Package dns :: Module tokenizer :: Class Tokenizer
[show private | hide private]
[frames | no frames]

Class Tokenizer

object --+
         |
        Tokenizer


A DNS master file format tokenizer.

A token is a (type, value) tuple, where type is an int, and value is a string. The valid types are EOF, EOL, WHITESPACE, IDENTIFIER, QUOTED_STRING, COMMENT, and DELIMITER.
Method Summary
  __init__(self, f)
Initialize a tokenizer instance.
  __iter__(self)
a new object with type S, a subtype of T __new__(S, ...)
(int, string) tuple get(self, want_leading, want_comment)
Get the next token.
string get_eol(self)
Read the next token and raise an exception if it isn't EOL or EOF.
int get_int(self)
Read the next token and interpret it as an integer.
dns.name.Name object get_name(self, origin)
Read the next token and interpret it as a DNS name.
string get_string(self, origin)
Read the next token and interpret it as a string.
int get_uint16(self)
Read the next token and interpret it as a 16-bit unsigned integer.
int get_uint32(self)
Read the next token and interpret it as a 32-bit unsigned integer.
int get_uint8(self)
Read the next token and interpret it as an 8-bit unsigned integer.
(int, string) next(self)
Return the next item in an iteration.
int skip_whitespace(self)
Consume input until a non-whitespace character is encountered.
  unget(self, token)
Unget a token.

Instance Variable Summary
dict delimiters - The current delimiter dictionary.
bool eof - This variable is true if the tokenizer has encountered EOF.
file file - The file tokenize
int multiline - The current multiline level.
bool quoting - This variable is true if the tokenizer is currently reading a quoted string.
string ungotten_char - The most recently ungotten character, or None.
string ungotten_token - The most recently ungotten token, or None.

Method Details

__init__(self, f=<epydoc.imports._DevNull instance at 0x...)
(Constructor)

Initialize a tokenizer instance.
Parameters:
f - The file to tokenize.
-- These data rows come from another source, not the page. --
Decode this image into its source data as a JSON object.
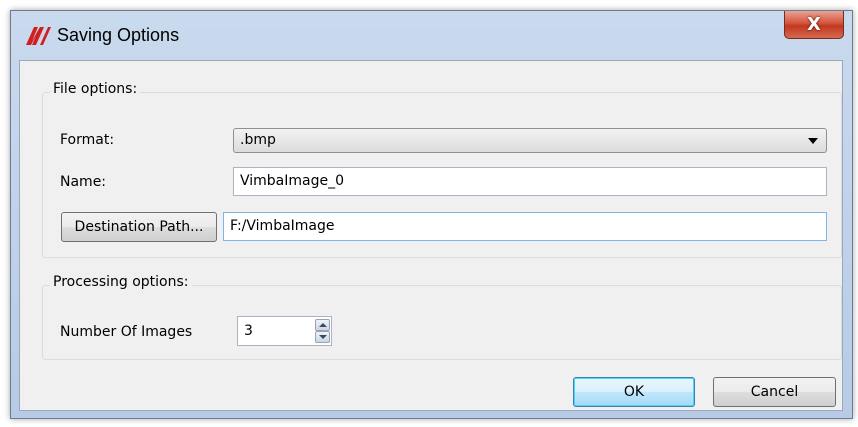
{
  "window": {
    "title": "Saving Options",
    "app_icon": "vimba-logo-icon",
    "close_label": "X",
    "brand_color": "#d11f1f"
  },
  "file_options": {
    "title": "File options:",
    "format_label": "Format:",
    "format_value": ".bmp",
    "name_label": "Name:",
    "name_value": "VimbaImage_0",
    "destination_button": "Destination Path...",
    "destination_value": "F:/VimbaImage"
  },
  "processing_options": {
    "title": "Processing options:",
    "number_label": "Number Of Images",
    "number_value": "3"
  },
  "buttons": {
    "ok": "OK",
    "cancel": "Cancel"
  }
}
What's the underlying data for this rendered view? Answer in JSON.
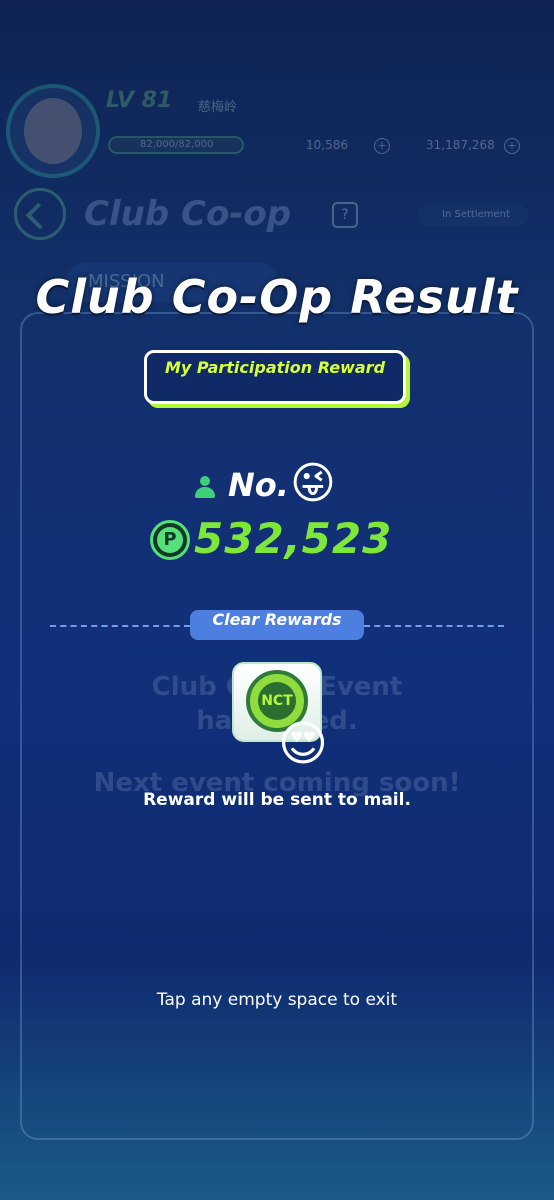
{
  "background": {
    "player_level": "LV 81",
    "player_name": "慈梅岭",
    "xp": "82,000/82,000",
    "gems": "10,586",
    "coins": "31,187,268",
    "screen_title": "Club Co-op",
    "help_label": "?",
    "settlement_label": "In Settlement",
    "mission_tab": "MISSION",
    "event_line1": "Club Co-op Event",
    "event_line2": "has ended.",
    "event_line3": "Next event coming soon!"
  },
  "result": {
    "title": "Club Co-Op Result",
    "participation_label": "My Participation Reward",
    "rank_prefix": "No.",
    "rank_emoji": "😜",
    "points": "532,523",
    "points_icon": "P",
    "clear_rewards_label": "Clear Rewards",
    "reward_badge_text": "NCT",
    "reward_emoji": "😍",
    "mail_notice": "Reward will be sent to mail.",
    "exit_hint": "Tap any empty space to exit"
  },
  "colors": {
    "accent_green": "#7ee83a",
    "reward_yellow": "#d8ff3a",
    "pill_blue": "#4d7fe0"
  }
}
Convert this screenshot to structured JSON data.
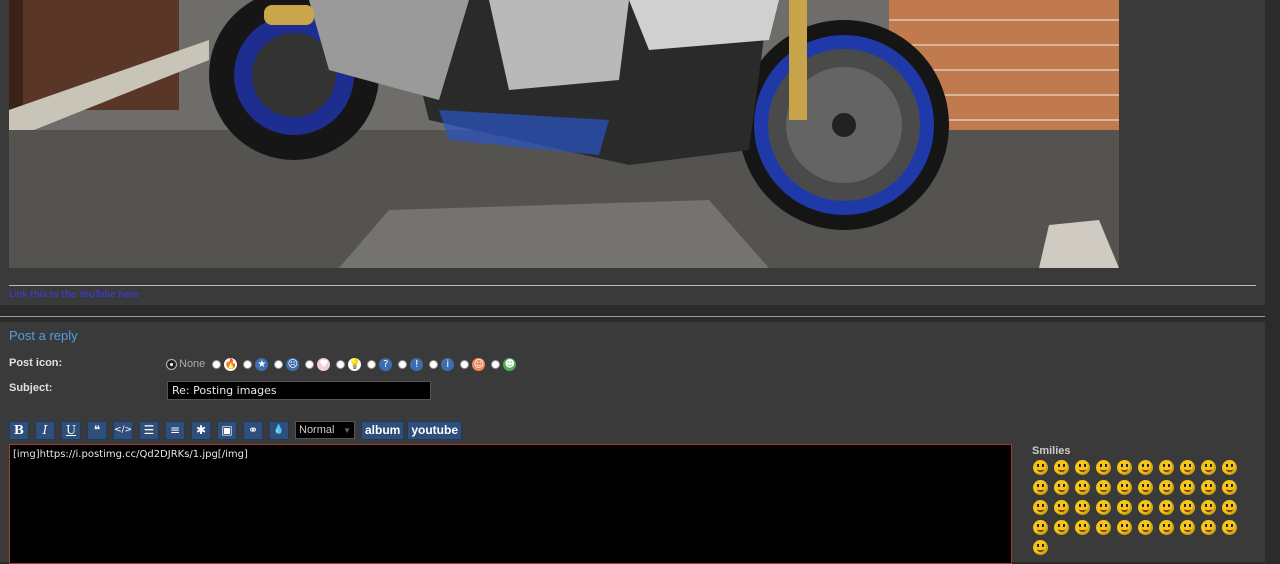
{
  "post": {
    "image_alt": "Yamaha R1 motorcycle with blue wheels parked on a driveway",
    "image_link_text": "Link this to the YouTube here"
  },
  "reply": {
    "title": "Post a reply",
    "post_icon_label": "Post icon:",
    "none_label": "None",
    "post_icons": [
      {
        "name": "fire-icon",
        "glyph": "🔥",
        "bg": "#ffffff"
      },
      {
        "name": "star-icon",
        "glyph": "★",
        "bg": "#3d6fb0"
      },
      {
        "name": "sad-face-icon",
        "glyph": "☹",
        "bg": "#3d6fb0"
      },
      {
        "name": "heart-icon",
        "glyph": "♥",
        "bg": "#f0d0da"
      },
      {
        "name": "lightbulb-icon",
        "glyph": "💡",
        "bg": "#ffffff"
      },
      {
        "name": "question-icon",
        "glyph": "?",
        "bg": "#3d6fb0"
      },
      {
        "name": "warning-icon",
        "glyph": "!",
        "bg": "#3d6fb0"
      },
      {
        "name": "info-icon",
        "glyph": "i",
        "bg": "#3d6fb0"
      },
      {
        "name": "thumbs-icon",
        "glyph": "☺",
        "bg": "#f08a5d"
      },
      {
        "name": "grin-icon",
        "glyph": "☻",
        "bg": "#4caf50"
      }
    ],
    "subject_label": "Subject:",
    "subject_value": "Re: Posting images",
    "toolbar": {
      "bold": "B",
      "italic": "I",
      "underline": "U",
      "quote": "❝",
      "code": "</>",
      "list": "☰",
      "ordered_list": "≡",
      "list_item": "✱",
      "image": "▣",
      "link": "⚭",
      "color": "💧",
      "font_size": "Normal",
      "album": "album",
      "youtube": "youtube"
    },
    "message_value": "[img]https://i.postimg.cc/Qd2DJRKs/1.jpg[/img]",
    "smilies_title": "Smilies",
    "smilies_count": 41
  }
}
The default is sys.stdin. This parameter may also be a string, in which case the tokenizer will take its input from the contents of the string.
           (type=file or string)

__new__(S, ...)

Returns:
a new object with type S, a subtype of T

get(self, want_leading=0, want_comment=0)

Get the next token.
Parameters:
want_leading - If True, return a WHITESPACE token if the first character read is whitespace. The default is False.
           (type=bool)
want_comment - If True, return a COMMENT token if the first token read is a comment. The default is False.
           (type=bool)
Returns:
(int, string) tuple
Raises:
dns.exception.UnexpectedEnd - input ended prematurely
dns.exception.SyntaxError - input was badly formed

get_eol(self)

Read the next token and raise an exception if it isn't EOL or EOF.
Returns:
string
Raises:
dns.exception.SyntaxError -

get_int(self)

Read the next token and interpret it as an integer.
Returns:
int
Raises:
dns.exception.SyntaxError -

get_name(self, origin=None)

Read the next token and interpret it as a DNS name.
Returns:
dns.name.Name object
Raises:
dns.exception.SyntaxError -

get_string(self, origin=None)

Read the next token and interpret it as a string.
Returns:
string
Raises:
dns.exception.SyntaxError -

get_uint16(self)

Read the next token and interpret it as a 16-bit unsigned integer.
Returns:
int
Raises:
dns.exception.SyntaxError -

get_uint32(self)

Read the next token and interpret it as a 32-bit unsigned integer.
Returns:
int
Raises:
dns.exception.SyntaxError -

get_uint8(self)

Read the next token and interpret it as an 8-bit unsigned integer.
Returns:
int
Raises:
dns.exception.SyntaxError -

next(self)

Return the next item in an iteration.
Returns:
(int, string)

skip_whitespace(self)

Consume input until a non-whitespace character is encountered.

The non-whitespace character is then ungotten, and the number of whitespace characters consumed is returned.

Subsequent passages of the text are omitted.